Abstract

"The Meaning of Success" offers a fresh assessment of what we can and cannot claim to know about the years that have often been described as pivotal to the development of early modern commercial theater, the mid-1590s. While many influential interpretations, in particular, the alleged duopoly of the Admiral's and Chamberlain's Men after 1594 and the abiding dominance of Marlowe and Shakespeare in their repertories, have treated success at court, in print, and on the public stage as equivalent and analogous phenomena, a serious reconsideration of the available data, especially that of Henslowe's Diary, suggests that these three kinds of popularity should be considered as separate and distinct trajectories.
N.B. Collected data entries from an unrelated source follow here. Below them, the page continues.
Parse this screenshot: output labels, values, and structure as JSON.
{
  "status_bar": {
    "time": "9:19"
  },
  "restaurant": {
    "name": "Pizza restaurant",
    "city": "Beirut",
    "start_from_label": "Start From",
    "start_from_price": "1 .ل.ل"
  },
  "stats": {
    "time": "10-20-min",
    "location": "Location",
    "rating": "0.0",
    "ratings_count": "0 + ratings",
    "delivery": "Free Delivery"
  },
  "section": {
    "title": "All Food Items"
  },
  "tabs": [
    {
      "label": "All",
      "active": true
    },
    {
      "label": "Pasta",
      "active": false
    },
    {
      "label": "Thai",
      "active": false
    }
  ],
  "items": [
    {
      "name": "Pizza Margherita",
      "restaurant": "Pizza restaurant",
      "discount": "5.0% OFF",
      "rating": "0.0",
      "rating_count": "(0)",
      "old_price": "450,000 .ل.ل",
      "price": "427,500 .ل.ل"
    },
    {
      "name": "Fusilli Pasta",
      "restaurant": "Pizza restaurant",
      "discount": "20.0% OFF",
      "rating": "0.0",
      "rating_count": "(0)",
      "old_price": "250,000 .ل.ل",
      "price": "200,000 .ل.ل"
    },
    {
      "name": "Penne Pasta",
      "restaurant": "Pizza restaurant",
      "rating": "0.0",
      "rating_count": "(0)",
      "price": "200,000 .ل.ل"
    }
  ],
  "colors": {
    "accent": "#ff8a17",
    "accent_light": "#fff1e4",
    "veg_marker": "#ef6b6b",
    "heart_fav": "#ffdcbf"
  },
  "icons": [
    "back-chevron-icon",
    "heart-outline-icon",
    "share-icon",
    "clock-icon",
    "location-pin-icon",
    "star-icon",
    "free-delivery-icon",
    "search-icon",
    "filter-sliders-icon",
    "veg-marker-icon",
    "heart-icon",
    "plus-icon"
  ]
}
The most successful plays in the Diary were either never published or failed in printed form; Marlowe was popular in print but had practically vanished from the stage by 1596/7; court success is a poor indicator of theatrical success; and there is far more evidence for a continued and increasing diversity of theatrical activity in 1590s London than for a radical restriction of playing to performances by two companies at two officially sanctioned theaters (a proposition for which there is virtually no evidence until 1598). Syme argues that we need to accept that the Diary and stationers' publishing decisions represent complex situations and responses, and that abstracting clear and unambiguous rules and conventions from these records is a highly problematic undertaking, likely to confirm rather than challenge prior assumptions and narratives.